Epigenetic clock analysis of blood samples in drug-naive first-episode schizophrenia patients

BACKGROUND: Schizophrenia (SCZ) is a severe and chronic psychiatric disorder with premature age-related physiological changes. However, numerous previous studies examined the epigenetic age acceleration in SCZ patients and yielded inconclusive results. In this study, we propose to explore the epigenetic age acceleration in drug-naive first-episode SCZ (FSCZ) patients and investigate whether epigenetic age acceleration is associated with antipsychotic treatment, psychotic symptoms, cognition, and subcortical volumes. METHODS: We assessed the epigenetic age in 38 drug-naive FSCZ patients and 38 healthy controls by using three independent clocks, including Horvath, Hannum and Levine algorithms. The epigenetic age measurements in SCZ patients were repeated after receiving 8 weeks risperidone monotherapy. RESULTS: Our findings showed significantly positive correlations between epigenetic ages assessed by three clocks and chronological age in both FSCZ patients and healthy controls. Compared with healthy controls, drug-naive FSCZ patients have a significant epigenetic age deceleration in Horvath clock (p = 0.01), but not in Hannum clock (p = 0.07) and Levine clock (p = 0.43). The epigenetic ages of Hannum clock (p = 0.002) and Levine clock (p = 0.01) were significantly accelerated in SCZ patients after 8-week risperidone treatment.
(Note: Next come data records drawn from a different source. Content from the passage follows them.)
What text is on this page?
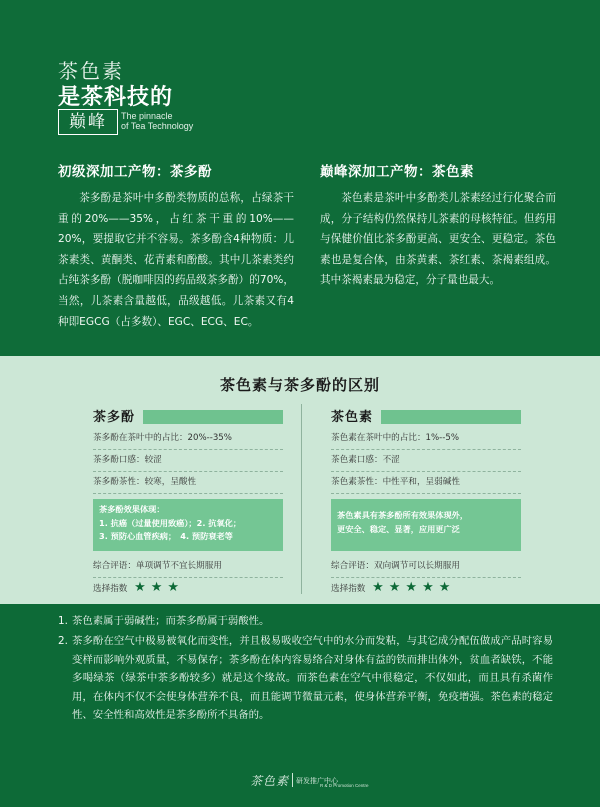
茶色素
是茶科技的
巅峰	The pinnacle
of Tea Technology
初级深加工产物：茶多酚

茶多酚是茶叶中多酚类物质的总称，占绿茶干重的20%——35%，占红茶干重的10%——20%，要提取它并不容易。茶多酚含4种物质：儿茶素类、黄酮类、花青素和酚酸。其中儿茶素类约占纯茶多酚（脱咖啡因的药品级茶多酚）的70%，当然，儿茶素含量越低，品级越低。儿茶素又有4种即EGCG（占多数）、EGC、ECG、EC。

巅峰深加工产物：茶色素

茶色素是茶叶中多酚类儿茶素经过行化聚合而成，分子结构仍然保持儿茶素的母核特征。但药用与保健价值比茶多酚更高、更安全、更稳定。茶色素也是复合体，由茶黄素、茶红素、茶褐素组成。其中茶褐素最为稳定，分子量也最大。

茶色素与茶多酚的区别
茶多酚
茶多酚在茶叶中的占比：20%--35%
茶多酚口感：较涩
茶多酚茶性：较寒，呈酸性
茶多酚效果体现：
1. 抗癌（过量使用致癌）；2. 抗氧化；
3. 预防心血管疾病；　4. 预防衰老等
综合评语：单项调节不宜长期服用
选择指数 ★★★
茶色素
茶色素在茶叶中的占比：1%--5%
茶色素口感：不涩
茶色素茶性：中性平和，呈弱碱性
茶色素具有茶多酚所有效果体现外，
更安全、稳定、显著，应用更广泛
综合评语：双向调节可以长期服用
选择指数 ★★★★★
1. 茶色素属于弱碱性；而茶多酚属于弱酸性。
2. 茶多酚在空气中极易被氧化而变性，并且极易吸收空气中的水分而发粘，与其它成分配伍做成产品时容易变样而影响外观质量，不易保存；茶多酚在体内容易络合对身体有益的铁而排出体外，贫血者缺铁，不能多喝绿茶（绿茶中茶多酚较多）就是这个缘故。而茶色素在空气中很稳定，不仅如此，而且具有杀菌作用，在体内不仅不会使身体营养不良，而且能调节微量元素，使身体营养平衡，免疫增强。茶色素的稳定性、安全性和高效性是茶多酚所不具备的。
茶色素 研发推广中心
R & D Promotion Centre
However, no significant associations between epigenetic age acceleration and psychotic symptoms, cognitive function, as well as subcortical volumes were observed in FSCZ patients. CONCLUSION: These results demonstrate that distinct epigenetic clocks are sensitive to different aspects of aging process. Further investigations with comprehensive epigenetic clock analyses and large samples are required to confirm our findings. SUPPLEMENTARY INFORMATION: The online version contains supplementary material available at 10.1186/s12888-023-04533-1.